Sono settimane ormai che tutti i giorni Papa Francesco celebra la Messa senza lamentarsi della non presenza di fedeli.

Prega in solitudine senza denunciare per questo che i provvedimenti restrittivi del Governo abbiano leso il suo diritto alla “libertà di culto”.

La Conferenza Episcopale Italiana (CEI), invece, dimostra di pensarla in modo diverso e con la nota “Il disaccordo dei vescovi” dai toni inequivocabili è partita all’attacco accusando il Governo Conte, di compromettere il diritto alla libertà di culto perché ancora non concede “la riapertura ai fedeli delle Messe e delle altre cerimonie religiose”.

È innegabile che la libertà di culto sia un diritto statuito dall’art. 19 della nostra Costituzione: “Tutti hanno diritto di professare liberamente la propria fede religiosa in qualsiasi forma, individuale o associata, di farne propaganda e di esercitarne in privato o in pubblico il culto, purché non si tratti di riti contrari al buon costume”.

È un diritto riconosciuto ad ogni cittadino a prescindere dalla fede che professa e dal Dio in cui crede.
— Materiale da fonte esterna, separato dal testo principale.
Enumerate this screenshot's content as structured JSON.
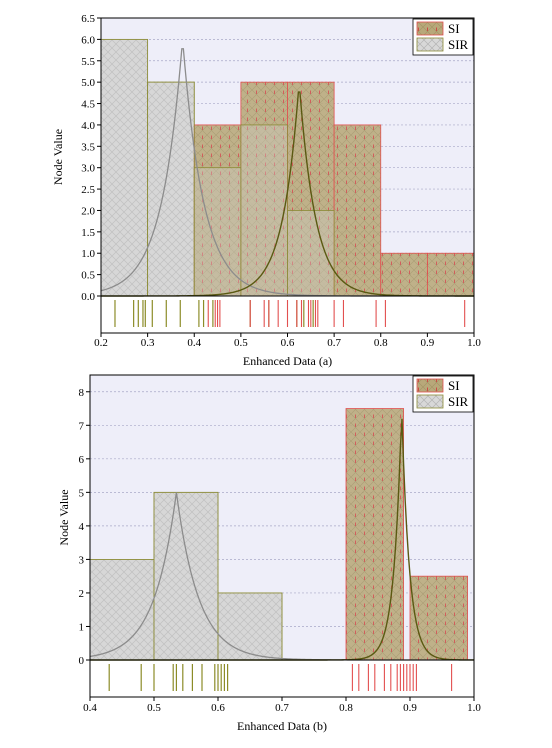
{
  "colors": {
    "plot_bg": "#eeeef9",
    "si_fill": "#b8a87a",
    "si_edge": "#e25050",
    "si_pattern_dash": "#d04040",
    "sir_fill": "#d8d8d8",
    "sir_edge": "#8c8c38",
    "sir_hatch": "#b4b4b4",
    "si_curve": "#5a5a12",
    "sir_curve": "#8c8c8c",
    "rug_si": "#e25050",
    "rug_sir": "#8c8c28"
  },
  "chart_data": [
    {
      "type": "bar",
      "xlabel": "Enhanced Data (a)",
      "ylabel": "Node Value",
      "xlim": [
        0.2,
        1.0
      ],
      "ylim": [
        0,
        6.5
      ],
      "xticks": [
        "0.2",
        "0.3",
        "0.4",
        "0.5",
        "0.6",
        "0.7",
        "0.8",
        "0.9",
        "1.0"
      ],
      "yticks": [
        "0.0",
        "0.5",
        "1.0",
        "1.5",
        "2.0",
        "2.5",
        "3.0",
        "3.5",
        "4.0",
        "4.5",
        "5.0",
        "5.5",
        "6.0",
        "6.5"
      ],
      "grid": "horizontal dotted",
      "legend_position": "top-right",
      "legend": [
        "SI",
        "SIR"
      ],
      "series": [
        {
          "name": "SI",
          "bins": [
            [
              0.4,
              0.5,
              4
            ],
            [
              0.5,
              0.6,
              5
            ],
            [
              0.6,
              0.7,
              5
            ],
            [
              0.7,
              0.8,
              4
            ],
            [
              0.8,
              0.9,
              1
            ],
            [
              0.9,
              1.0,
              1
            ]
          ],
          "curve": {
            "center": 0.625,
            "peak": 5,
            "scale": 0.035
          },
          "rug": [
            0.43,
            0.445,
            0.45,
            0.455,
            0.52,
            0.55,
            0.56,
            0.58,
            0.6,
            0.62,
            0.63,
            0.645,
            0.65,
            0.66,
            0.665,
            0.7,
            0.72,
            0.79,
            0.81,
            0.98
          ]
        },
        {
          "name": "SIR",
          "bins": [
            [
              0.2,
              0.3,
              6
            ],
            [
              0.3,
              0.4,
              5
            ],
            [
              0.4,
              0.5,
              3
            ],
            [
              0.5,
              0.6,
              4
            ],
            [
              0.6,
              0.7,
              2
            ]
          ],
          "curve": {
            "center": 0.375,
            "peak": 6,
            "scale": 0.045
          },
          "rug": [
            0.23,
            0.27,
            0.28,
            0.29,
            0.295,
            0.31,
            0.34,
            0.37,
            0.41,
            0.42,
            0.44,
            0.52,
            0.56,
            0.62,
            0.635,
            0.655
          ]
        }
      ]
    },
    {
      "type": "bar",
      "xlabel": "Enhanced Data (b)",
      "ylabel": "Node Value",
      "xlim": [
        0.4,
        1.0
      ],
      "ylim": [
        0,
        8.5
      ],
      "xticks": [
        "0.4",
        "0.5",
        "0.6",
        "0.7",
        "0.8",
        "0.9",
        "1.0"
      ],
      "yticks": [
        "0",
        "1",
        "2",
        "3",
        "4",
        "5",
        "6",
        "7",
        "8"
      ],
      "grid": "horizontal dotted",
      "legend_position": "top-right",
      "legend": [
        "SI",
        "SIR"
      ],
      "series": [
        {
          "name": "SI",
          "bins": [
            [
              0.8,
              0.89,
              7.5
            ],
            [
              0.9,
              0.99,
              2.5
            ]
          ],
          "curve": {
            "center": 0.887,
            "peak": 7.5,
            "scale": 0.012
          },
          "rug": [
            0.81,
            0.82,
            0.835,
            0.845,
            0.86,
            0.87,
            0.88,
            0.885,
            0.89,
            0.895,
            0.9,
            0.905,
            0.91,
            0.965
          ]
        },
        {
          "name": "SIR",
          "bins": [
            [
              0.4,
              0.5,
              3
            ],
            [
              0.5,
              0.6,
              5
            ],
            [
              0.6,
              0.7,
              2
            ]
          ],
          "curve": {
            "center": 0.535,
            "peak": 5,
            "scale": 0.035
          },
          "rug": [
            0.43,
            0.48,
            0.5,
            0.53,
            0.535,
            0.545,
            0.56,
            0.575,
            0.595,
            0.6,
            0.605,
            0.61,
            0.615
          ]
        }
      ]
    }
  ]
}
È un diritto, però, che non concede a nessuno la facoltà di trasgredire a leggi, codici, decreti, direttive in vigore erga omnes nel nostro Paese.

Ne consegue che le norme emanate per contrastare il diffondersi del Covid-19 che, tra l’altro, prevedono il divieto di assembramenti in luoghi aperti e chiusi valgano ugualmente per i cattolici come per i valdesi, per i mussulmani come per gli ebrei, etc., senza che compromettano la loro libertà di culto.

Non solo, ma poiché si tratta di norme a tutela della vita umana, che dovrebbe essere il bene primario  imprescindibile nei pensieri e nei gesti di Monsignor Bassetti, presidente CEI, sorprende che  sia proprio lui a non condividere questi provvedimenti messi in atto per la protezione della vita umana.

Anche perché è risaputo che messe e liturgie cattoliche sono frequentate in prevalenza da persone anziane, cioè le più esposte al contagio e tra le vittime più numerose del Covid-19.

Ma c’è anche questo altro passo della nota CEI che mi lascia perplesso: “Dovrebbe essere chiaro a tutti che l’impegno al servizio verso i poveri, così significativo in questa emergenza, nasce da una fede che deve potersi nutrire alle sue sorgenti, in particolare la vita sacramentale.

Cioè, forse ho inteso male io, ma significa davvero che l’impegno caritatevole del cattolico verso i poveri e gli emarginati non è intimamente connesso alla sua professione di fede bensì si attiva di volta in volta solo dopo la somministrazione di un sacramento?